Associate Professor, Department of Physics, McGill University
Associate Member, Department of Electrical and Computer Engineering, McGill University
Canada Research Chair in Astro-particle Physics
Fellow in the CIfAR Cosmology and Gravity Program
Ernest Rutherford Physics Building
3600 Rue University
Montréal, Québec, Canada H3A 2T8
Tel: (514) 398-6500
Fax: (514) 398-8434 (please use email instead of fax)
- Blog for the deployment of the South Pole Telescope Jan/Feb 2007
Matt holds a B.Sc from McGill University (Canada) and earned his doctorate in experimental Particle Physics (April 2002) from the University of Victoria (Canada) as a member of the ATLAS experiment collaboration at CERN, in Switzerland. Matt held an Owen Chamberlain Fellowship at Lawrence Berkeley aboratory in the United States where he built experiments which use the Cosmic Microwave Background as a tool to probe the early universe. In January 2006, Matt moved his research to McGill University, where he was awarded a Canada Research Chair and began a position as Asst. Professor. In 2007 he became a scholar in the Canadian Institute for Advanced Research (CIfAR) Cosmology and Gravity group. Matt continues to build and perform measurements with cutting edge instrumentation to better understand the universe in which we live.
My research aims to improve our understanding of the fundamental constituents of the universe – including its origin, history, and fate – as well as providing new insight into the early universe, where the laws of particle physics and cosmology intersect. At McGill our group is building novel instrumentation and experiments to explore the early universe with mm-wavelength observations of the Cosmic Microwave Background (CMB) radiation.
My physics background is in High Energy Particle Physics. I am a member of the ATLAS collaboration at CERN, in Geneva, Switzerland. I served as co-convener for the ATLAS Standard Model Working Group for 2 terms. I played a role in building and testing the Hadronic Endcap Calorimeter and am primarily interested in vector boson physics and Monte Carlo techniques for QCD corrections.

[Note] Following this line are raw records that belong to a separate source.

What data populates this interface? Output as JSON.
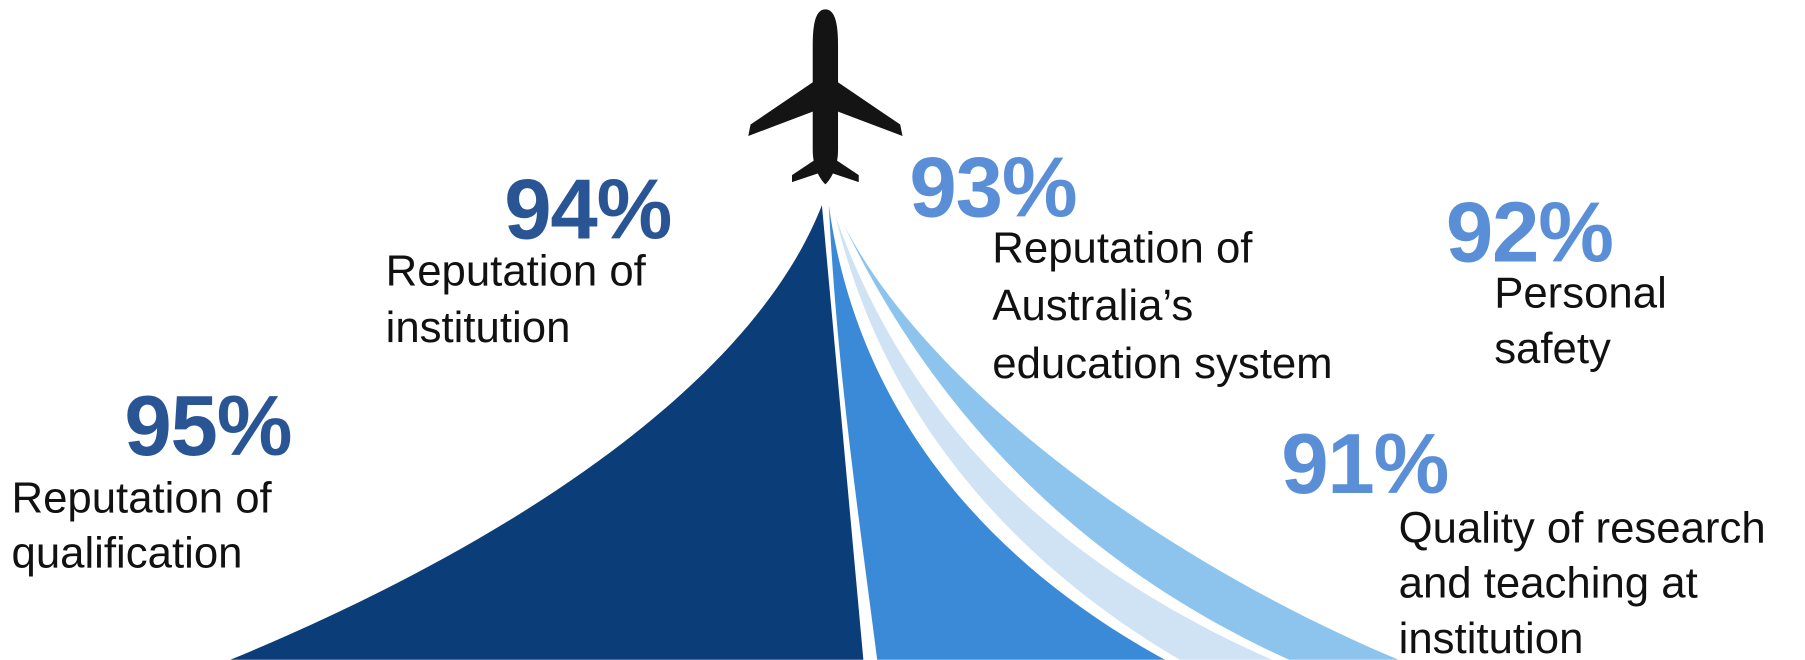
{
  "items": [
    {
      "percent": "95%",
      "label": [
        "Reputation of",
        "qualification"
      ]
    },
    {
      "percent": "94%",
      "label": [
        "Reputation of",
        "institution"
      ]
    },
    {
      "percent": "93%",
      "label": [
        "Reputation of",
        "Australia’s",
        "education system"
      ]
    },
    {
      "percent": "92%",
      "label": [
        "Personal",
        "safety"
      ]
    },
    {
      "percent": "91%",
      "label": [
        "Quality of research",
        "and teaching at",
        "institution"
      ]
    }
  ]
}
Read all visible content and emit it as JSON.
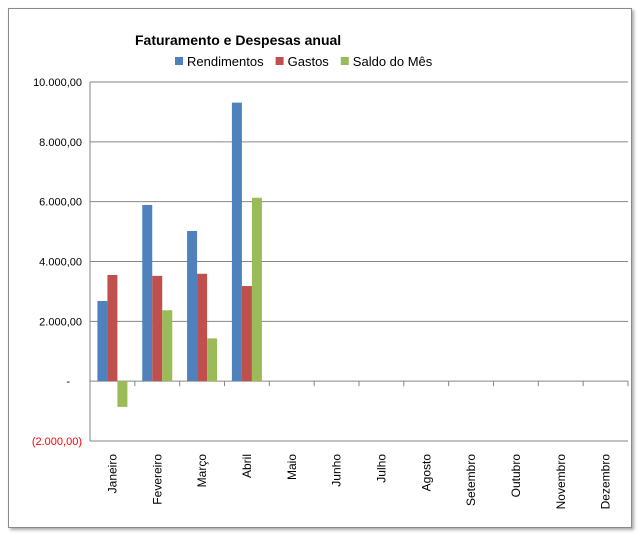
{
  "chart_data": {
    "type": "bar",
    "title": "Faturamento e Despesas anual",
    "categories": [
      "Janeiro",
      "Fevereiro",
      "Março",
      "Abril",
      "Maio",
      "Junho",
      "Julho",
      "Agosto",
      "Setembro",
      "Outubro",
      "Novembro",
      "Dezembro"
    ],
    "series": [
      {
        "name": "Rendimentos",
        "color": "#4f81bd",
        "values": [
          2680,
          5890,
          5020,
          9310,
          null,
          null,
          null,
          null,
          null,
          null,
          null,
          null
        ]
      },
      {
        "name": "Gastos",
        "color": "#c0504d",
        "values": [
          3550,
          3520,
          3590,
          3180,
          null,
          null,
          null,
          null,
          null,
          null,
          null,
          null
        ]
      },
      {
        "name": "Saldo do Mês",
        "color": "#9bbb59",
        "values": [
          -860,
          2370,
          1430,
          6130,
          null,
          null,
          null,
          null,
          null,
          null,
          null,
          null
        ]
      }
    ],
    "ylim": [
      -2000,
      10000
    ],
    "yticks": [
      10000,
      8000,
      6000,
      4000,
      2000,
      0,
      -2000
    ],
    "ytick_labels": [
      "10.000,00",
      "8.000,00",
      "6.000,00",
      "4.000,00",
      "2.000,00",
      "-",
      "(2.000,00)"
    ],
    "negative_label_color": "#ff0000",
    "legend": "top",
    "grid": true
  }
}
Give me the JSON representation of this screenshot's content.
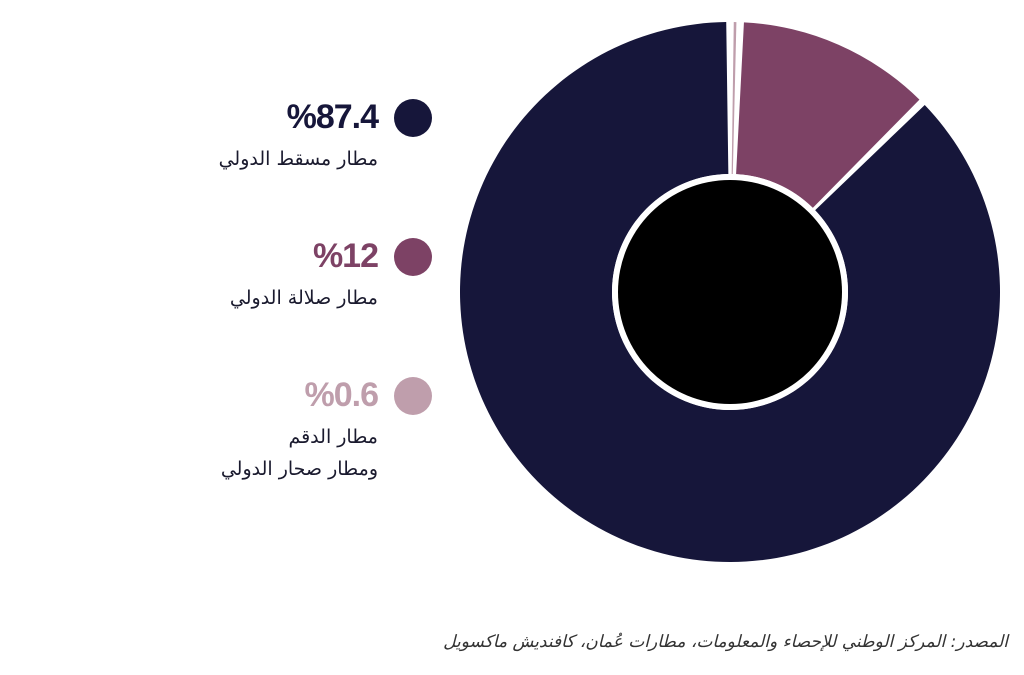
{
  "chart_data": {
    "type": "pie",
    "variant": "donut",
    "categories": [
      "مطار مسقط الدولي",
      "مطار صلالة الدولي",
      "مطار الدقم ومطار صحار الدولي"
    ],
    "values": [
      87.4,
      12,
      0.6
    ],
    "colors": [
      "#16163a",
      "#7d4265",
      "#bf9eac"
    ],
    "title": "",
    "legend_position": "left"
  },
  "legend": [
    {
      "value_label": "%87.4",
      "label_lines": [
        "مطار مسقط الدولي"
      ],
      "color": "#16163a"
    },
    {
      "value_label": "%12",
      "label_lines": [
        "مطار صلالة الدولي"
      ],
      "color": "#7d4265"
    },
    {
      "value_label": "%0.6",
      "label_lines": [
        "مطار الدقم",
        "ومطار صحار الدولي"
      ],
      "color": "#bf9eac"
    }
  ],
  "center_disc_color": "#000000",
  "source": "المصدر: المركز الوطني للإحصاء والمعلومات، مطارات عُمان، كافنديش ماكسويل"
}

- The CMB polarization is one of the few tools we know of to probe physics at inflationary energy scales, where grand unified theories may manifest themselves. At McGill, we heavily involved with the NASA balloon-borne experiment EBEX, the South Pole Telescope Polarimeter, and POLARBEAR. These experiments may unveil the signature of inflationary gravity waves using the CMB polarization.
- Another fundamental unknown is the nature of Dark Energy, which presently accounts for about 70% of the energy density in the universe. I am involved with two experiments, APEX-SZ and the South Pole Telescope, which will use a subtle distortion of the CMB from Galaxy Clusters called the Sunyaev-Zel'dovich effect to measure the expansion history of the universe and gain new information about Dark Energy.
- The Canadian Hydrogen Intensity Mapping Experiment (CHIME) is an exciting new project for mapping the 21cm signature from z=1-2.5.
- The CMB experiments described above employ a new type of readout system (called frequency domain multiplexing), which is my main instrumentation focus.
- HepMC is an OO Event Record software Package for HEP which I wrote as a graduate student.
Cosmic Microwave Background (CMB) measurements are complementary to particle physics. Particle physics addresses the smallest structures in the universe, while cosmology addresses the very largest. Particle accelerators `work up' towards ever-higher energy scales, attempting to learn something about unification--perhaps a supersymmetry which conspires to bring the unification scale down towards the electroweak scale. If the inflationary scale is high (1015-1016 GeV), its fingerprint should be observable in the CMB polarization. The amplitude of this type of polarization signal is proportional to the inflationary scale (making it easier to see if the scales are larger), and so these measurements in effect `look down' from high energy scales. In the very early universe, the laws of particle physics and cosmology intersect, and this is the science which interests me most.